13.06.2018 - 18:53 Uhr
RegensburgDeutschland & Welt

Polizei kontrolliert in Regensburger Asylheimen

Bilanz der Einsatzkräfte: Marihuana, gestohlene Fahrräder, gefälschte Markenware und eine illegale Tierzucht.

Symbolbild
von Alexander Unger Kontakt Profil

Beamte der Polizeiinspektion Regensburg Süd haben am Dienstag gemeinsam mit Unterstützungskräften aus dem Präsidialbereich sowie mit der Bereitschaftspolizei zwei Gemeinschaftsunterkünfte für Asylbewerber im Regensburger Stadtosten kontrolliert.

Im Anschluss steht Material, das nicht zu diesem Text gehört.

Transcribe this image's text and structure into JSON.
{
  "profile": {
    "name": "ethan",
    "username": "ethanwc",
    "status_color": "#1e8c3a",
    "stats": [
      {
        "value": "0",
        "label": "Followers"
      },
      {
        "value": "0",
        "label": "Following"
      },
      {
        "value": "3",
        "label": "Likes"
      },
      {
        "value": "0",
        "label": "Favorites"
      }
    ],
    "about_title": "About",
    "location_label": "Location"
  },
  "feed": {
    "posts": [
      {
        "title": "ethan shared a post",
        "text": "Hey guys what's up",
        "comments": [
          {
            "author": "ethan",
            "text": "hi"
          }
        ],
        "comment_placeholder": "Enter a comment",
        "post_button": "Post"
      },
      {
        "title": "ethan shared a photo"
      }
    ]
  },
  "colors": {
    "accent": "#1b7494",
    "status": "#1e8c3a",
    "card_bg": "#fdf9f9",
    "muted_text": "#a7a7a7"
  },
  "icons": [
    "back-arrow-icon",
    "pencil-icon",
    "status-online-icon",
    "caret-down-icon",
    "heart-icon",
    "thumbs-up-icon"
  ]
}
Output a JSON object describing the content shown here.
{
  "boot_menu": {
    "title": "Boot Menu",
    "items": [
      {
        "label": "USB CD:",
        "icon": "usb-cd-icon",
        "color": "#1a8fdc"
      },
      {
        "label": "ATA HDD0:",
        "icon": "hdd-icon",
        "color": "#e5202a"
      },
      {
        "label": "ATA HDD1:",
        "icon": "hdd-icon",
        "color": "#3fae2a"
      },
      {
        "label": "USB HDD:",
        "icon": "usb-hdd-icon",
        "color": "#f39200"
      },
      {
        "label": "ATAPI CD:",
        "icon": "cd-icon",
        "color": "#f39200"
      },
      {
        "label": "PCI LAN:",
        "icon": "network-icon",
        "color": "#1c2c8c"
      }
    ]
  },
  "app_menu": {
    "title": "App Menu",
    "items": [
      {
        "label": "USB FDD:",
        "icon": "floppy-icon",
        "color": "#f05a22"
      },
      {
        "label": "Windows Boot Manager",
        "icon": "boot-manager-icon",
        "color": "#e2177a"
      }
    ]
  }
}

Beamte der Polizeiinspektion Regensburg Süd haben am Dienstag gemeinsam mit Unterstützungskräften aus dem Präsidialbereich sowie mit der Bereitschaftspolizei zwei Gemeinschaftsunterkünfte für Asylbewerber im Regensburger Stadtosten kontrolliert.
In einer, drei syrischen Staatsangehörigen zugeteilten Wohnung, stellten die Einsatzkräfte eine große Menge an "offensichtlich gefälschter Markenware" sicher. "Es handelte sich um verschiedene Bekleidungsstücke sowie Taschen und Uhren", berichtet Polizeisprecherin Tanja Nuß. Die Kriminalpolizei ermittelt gegen die drei Wohnungsinhaber sowie gegen zwei weitere Asylbewerber wegen eines Vergehens nach dem Markengesetz. Einen Afrikaner erwartet ein ein Ermittlungsverfahren wegen eines Verstoßes nach dem Betäubungsmittelgesetz. Er war im Besitz einer "geringen Menge Marihuana".
Bei zwei weiteren Personen stellten die Beamten einen Verstoß gegen eine "von der Ausländerbehörde auferlegte räumliche Beschränkung" sowie eine Ausschreibung zur Aufenthaltsvermittlung fest. In zwei Kellerräumen und in einem Fahrradständer im Hof überprüften die Beamten mehrere Fahrräder. Zwei Räder waren nach einem Diebstahl zur Fahndung ausgeschrieben, bei einem Rad war die Rahmennummer verändert. Die Polizeiinspektion Regensburg Süd übernahm die weiteren Ermittlungen.

26 Tiere in Drei-Zimmer-Wohnung

In der Drei-Zimmer-Wohnung einer 44-jährigen Mutter von vier Kindern, entdeckte die Polizei 26 Tiere (13 Hunde und 13 Katzen). Die Wohnungsinhaberin gab an, die Tiere zu züchten und anschließend zu verkaufen. Die Asylbewerberin hatte weder eine Zuchterlaubnis noch die entsprechenden Papiere für die Hunde und Katzen. Das Veterinäramt stellte die Tiere sicher. Gegen die Frau wird unter anderem wegen Verstößen nach dem Tierschutzgesetz ermittelt.
"Zu weiteren Vorkommnissen kam es nicht. Die Kontrolle verlief störungsfrei und die Asylbewerber verhielten sich sehr kooperativ", bilanziert Polizeioberkommissarin Tanja Nuß.